Former England Cricketer
Best-selling author and journalist
Exciting new talent on the speaker circuit
“Ed Smith is from a lost, less ruthlessly cynical, era: the games-player-as-scholar. We are fortunate that he is with us, here and now.” Jason Cowley, Sunday Telegraph
Ed Smith is a former England cricketer, who was forced to retire through injury aged 30, and has since turned best-selling author and journalist.
Ed was educated at Tonbridge and Peterhouse, Cambridge where he took a double First in History. In 1996, aged eighteen, he became the youngest ever Cambridge undergraduate to score a century on his first class debut. After becoming the first batsman to reach 1,000 runs in 2003, he was selected to play three Test matches for England against South Africa, and captained Middlesex in 2007 and 2008.

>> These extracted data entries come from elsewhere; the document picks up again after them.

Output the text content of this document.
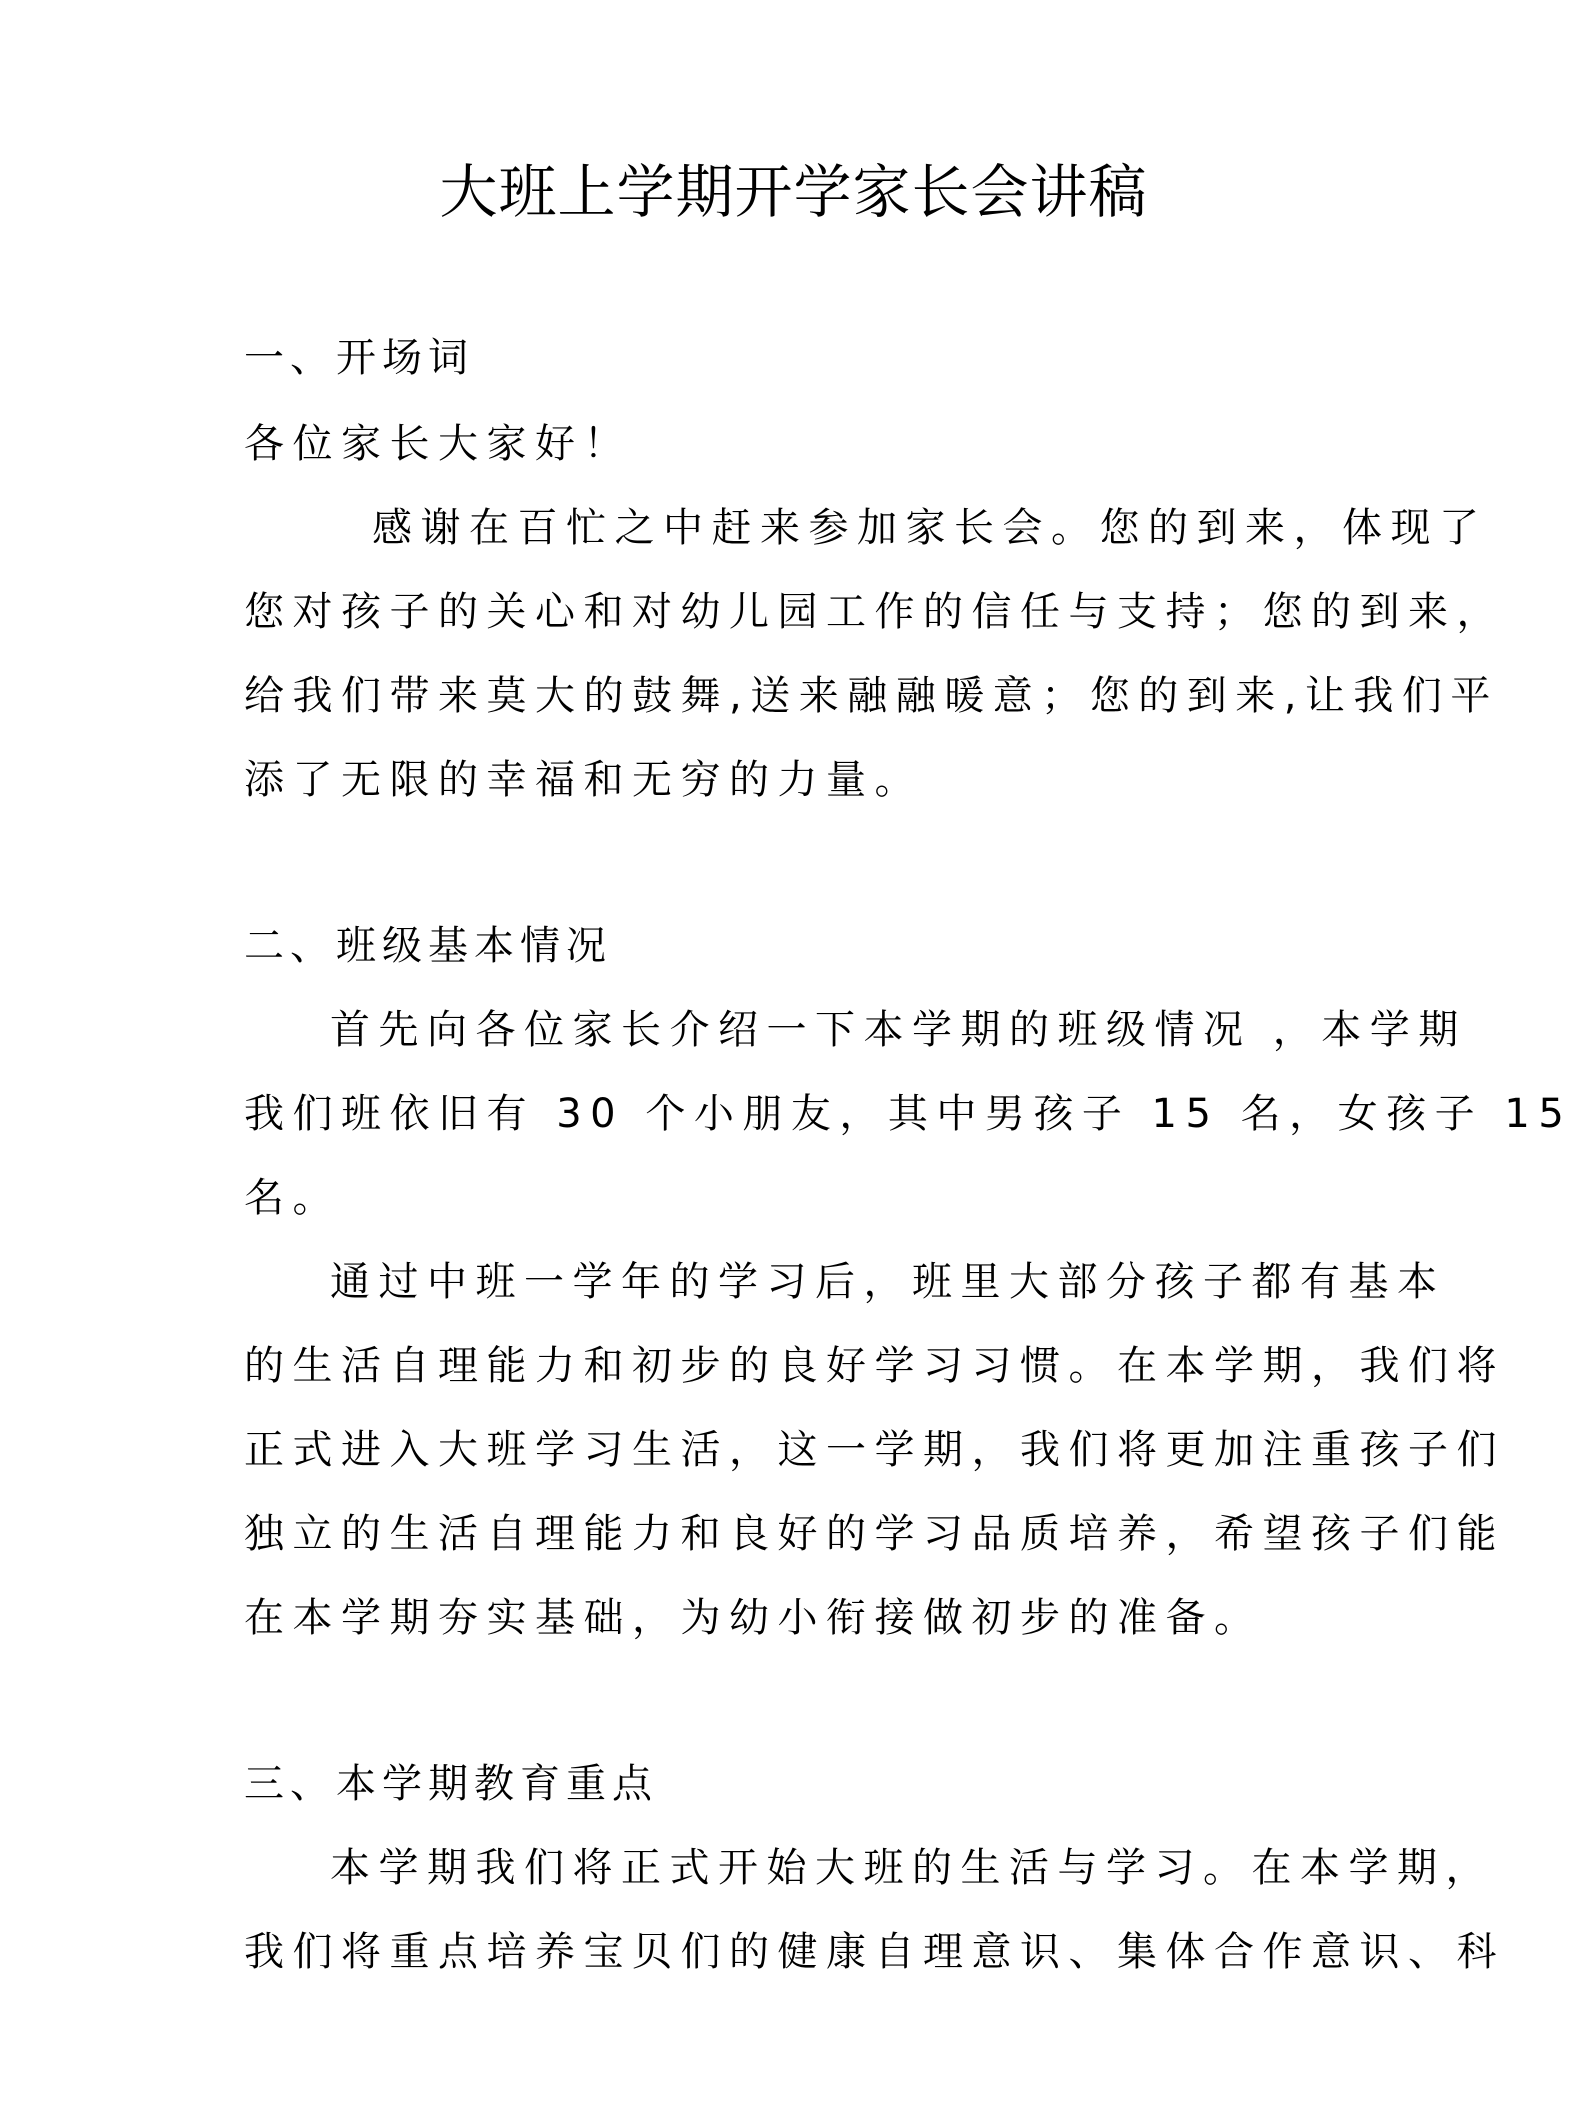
大班上学期开学家长会讲稿
一、开场词
各位家长大家好！
感谢在百忙之中赶来参加家长会。您的到来，体现了
您对孩子的关心和对幼儿园工作的信任与支持；您的到来，
给我们带来莫大的鼓舞,送来融融暖意；您的到来,让我们平
添了无限的幸福和无穷的力量。
二、班级基本情况
首先向各位家长介绍一下本学期的班级情况 ，本学期
我们班依旧有 30 个小朋友，其中男孩子 15 名，女孩子 15
名。
通过中班一学年的学习后，班里大部分孩子都有基本
的生活自理能力和初步的良好学习习惯。在本学期，我们将
正式进入大班学习生活，这一学期，我们将更加注重孩子们
独立的生活自理能力和良好的学习品质培养，希望孩子们能
在本学期夯实基础，为幼小衔接做初步的准备。
三、本学期教育重点
本学期我们将正式开始大班的生活与学习。在本学期，
我们将重点培养宝贝们的健康自理意识、集体合作意识、科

After breaking his ankle in 2008, Ed was forced to retire. He has since written three books: Playing Hard Ball (Abacus, 2003), On and Off the Field (Penguin, 2005), a diary of the year he played for England, and What Sport Tells Us About Life (Penguin, 2009), which explores sport’s intellectual hinterland.
Ed’s most recent book is titled, Luck: what it means and why it matters (Bloomsbury, 2012). Ed has written for Prospect, The Spectator and Intelligent Life. He is now a leader writer at the Times, and before that, he wrote MindGames, his weekly column in the Daily Telegraph.